Livre publié aux éditions Yellow Now à Liège, paru en octobre 2015
220 pages / 176 photographies noir et blanc
220 pages / 176 photographies noir et blanc
Petite suite
S’il est vrai, comme le
prétend à peu près Romain Gary, que la littérature est le dernier
refuge pour tous ceux qui n’ont pas trouvé où se fourrer sur
terre, peut-être en va-t-il de même de certains univers
photographiques – de certaines œuvres serait-on tenté de dire, si
la porte n’en devenait pas du coup un peu trop intimidante,
légèrement infranchissable... Ici, justement, le portail est
modeste, et surtout il est ouvert. Tout n’y passe pas mais la
lumière, si.
On dirait une petit maison à
flanc de colline, presque oubliée mais bien habitée encore, où
bruisse une lumière chaude alors que le dehors s’assombrit,
s’humidifie, s’épaissit. On entre et on est mieux encore que
soulagé : accueilli. C’est un refuge pour ceux qui se
croyaient trop vieux, trop tôt, ou pas assez loin, ou un peu perdus,
ou carrément finis. On s’y arrête, on s’y pose, on y respire.

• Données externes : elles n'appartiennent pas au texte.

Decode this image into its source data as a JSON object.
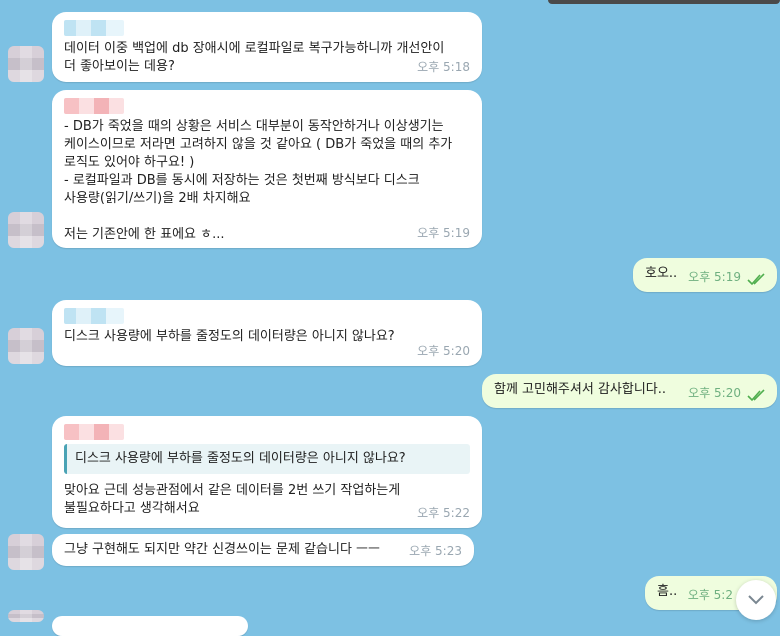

Les photos ne viennent qu’ensuite et avec douceur, avec lenteur.
Comment traduire les premiers
pas d’un voyage que l’on n’avait pas vu venir ? L’émotion
quand on n’attend rien et que le regard, pour un peu, semblerait
pouvoir embrasser tout ce qui est à portée de main ? Comment
dire l’éternelle, neuve et muette complicité de ceux qui, non pas
partagent un même regard, mais voient tout simplement les mêmes
choses, la même évidence ?... Le petit bouleversement à
savourer des images venues de nulle part, si étrangères mais
d’emblée si familières, si étroitement liées à nous ?
On ne saura pas le début de
l’histoire de Matthieu Marre ; elle est comme toutes les
autres, trop longue et, à part pour lui-même, le principal d’y
confond avec l’accessoire.
On n’est d’ailleurs pas
sûr qu’il s’agisse de lui, en tout cas pas que de lui. Ni même
qu’il s’agisse d’une histoire.
On n’est pas bien sûr de
la fin non plus : on sent bien qu’au-devant de l’oubli,
l’histoire continue, nous appelle, nous déborde, nous attend et
nous échappe. Mais elle aura été la nôtre, pour un temps. Pas
qu’on s’y projette ou qu’on s’y identifie, comme à un héros
de film ou de roman, à un narrateur même. Mais elle semblera
n’avoir défilé que pour nous, avec nous, en nous, intimement.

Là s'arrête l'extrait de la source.